Faire des boutures de rosier en septembre?

C’est la fin de l’été, vous rentrez tout juste de vacances. Ouf, le jardin a bien tenu le coup pendant votre absence et les plantes vont bien. Alors que faire? Le sécateur vous démange? Vous voulez vraiment vous y remettre?

Alors voilà un truc : fin août et septembre, vous allez vous amuser à faire des boutures de rosier.

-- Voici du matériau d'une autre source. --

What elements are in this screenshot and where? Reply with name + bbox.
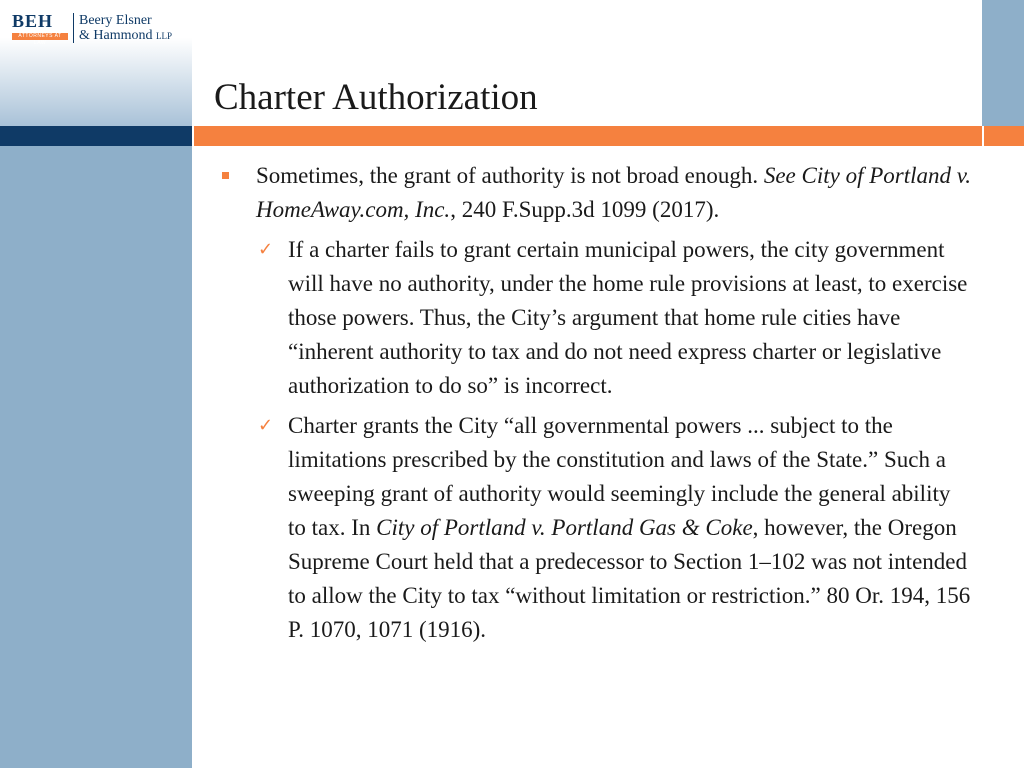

Oui, faire des boutures de rosier! C’est super facile et ça vous évitera d’acheter des plans de rosiers au printemps prochain. Vous pouvez faire des boutures de rosiers avec ceux que vous avez déjà. Ou ceux des amis, ou encore des rosiers sauvages que vous avez repérés sur le bord d’une route. Et même des rosiers aperçus sur des ronds-points et qui vous ont plu. Bref, vous pouvez bouturer n’importe quel rosier.

Qu’importe si vous en faites trop, ensuite vous pourrez offrir vos bébés rosiers à vos amis.

On y va :

Pour faire des boutures de rosier, d’abord vous devez trouver quelques pots en plastique. Il vaut mieux faire des boutures de rosier dans des pots un peu hauts. Si vous n’en avez pas, buvez trois bouteilles d’eau minérale (c’est bon pour la santé) et récupérez les bouteilles vides (ou plus si vous en avez). Vous les coupez au ciseau au 2/3 de leur hauteur. Ensuite vous attrapez un pic à brochette et vous faites au moins 6 trous au fond des bouteilles coupées. Voilà. Vos pots sont prêts.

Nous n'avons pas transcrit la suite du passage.